Preventative counselling services are also part of the extended field of tasks of schools for the sick.
Thesis No. 10:
Professional medical and psychological services, other schools and school administrators as well, increasingly call for counselling, diagnostic and teaching aid from the schools for the sick in terms of being a competence centre for learning disorders caused by sickness. This also pertains to information about disadvantage compensation.

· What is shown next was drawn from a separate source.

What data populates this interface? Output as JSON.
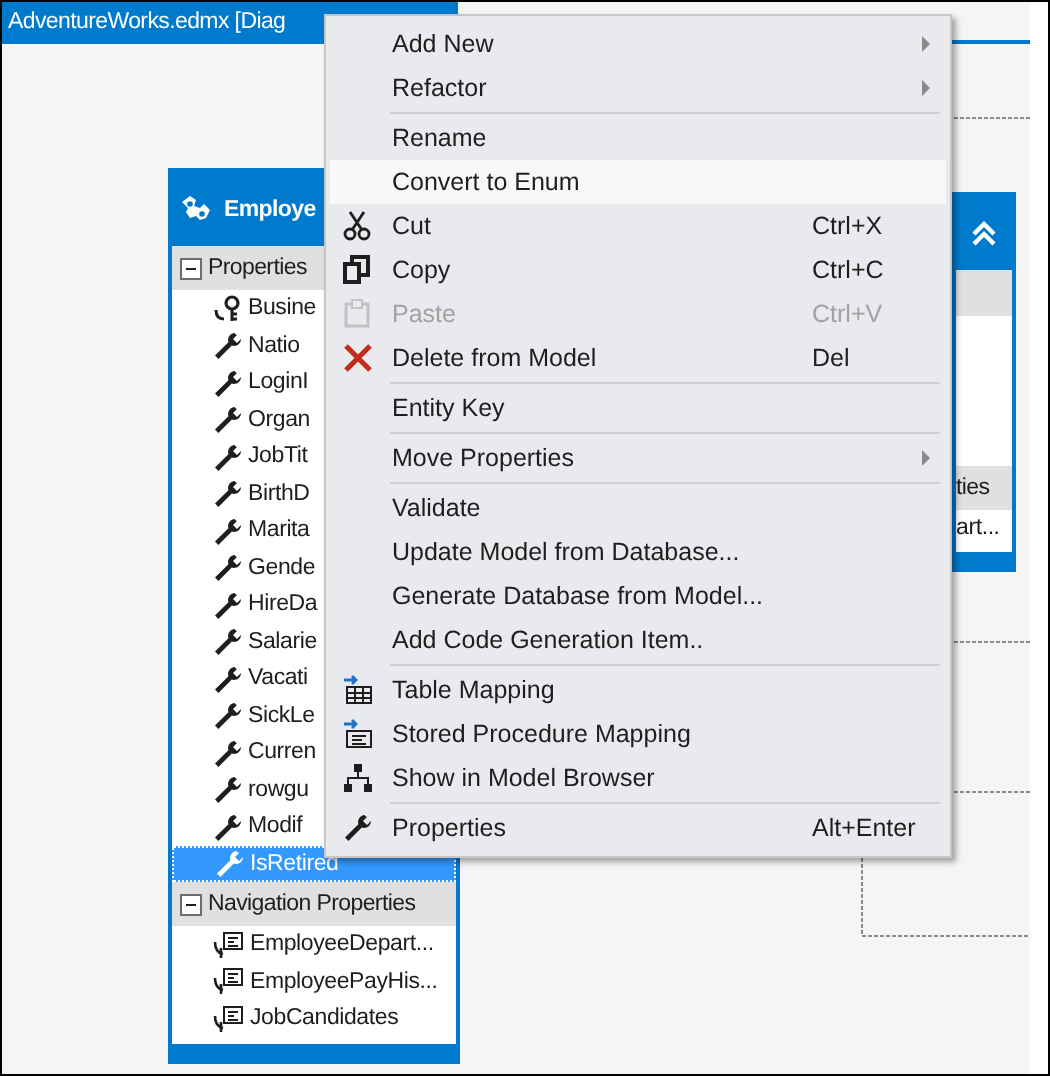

My next-to-last thesis is dedicated to the conflict situation we educators of the sick can run into when faced with such an extension of our responsibilities under existing school laws.
Thesis No. 11:
Officials have decrees to comply with, teachers have the reality of life to consider. Teachers in a civil service capacity look for a balance of interests when there are discrepancies thereby formulating consequential educational policy.
Sometimes even civil disobedience is called for when decrees no longer reflect the reality of life.
A final one. In the cooperation with other professions and in the involvement with the young patients and their environment, our work requires an attitude that I would like to call a culture of candour. This includes acceptance of other disciplines and the readiness to trust parents and their children as experts in their own matters. Of course, we teachers need indepth professional knowledge and continued education. Science is but one pillar to master the task and to accept, sometimes also to bear, the situation of our children. I would like to address this second pillar in my final thesis.
Thesis No. 12:
Science helps us to teach sick children and adolescents. Humour helps us to accept and bear both their situation and ours.
In this sense, too, our days of work and cheer here in Munich were also a drumfire.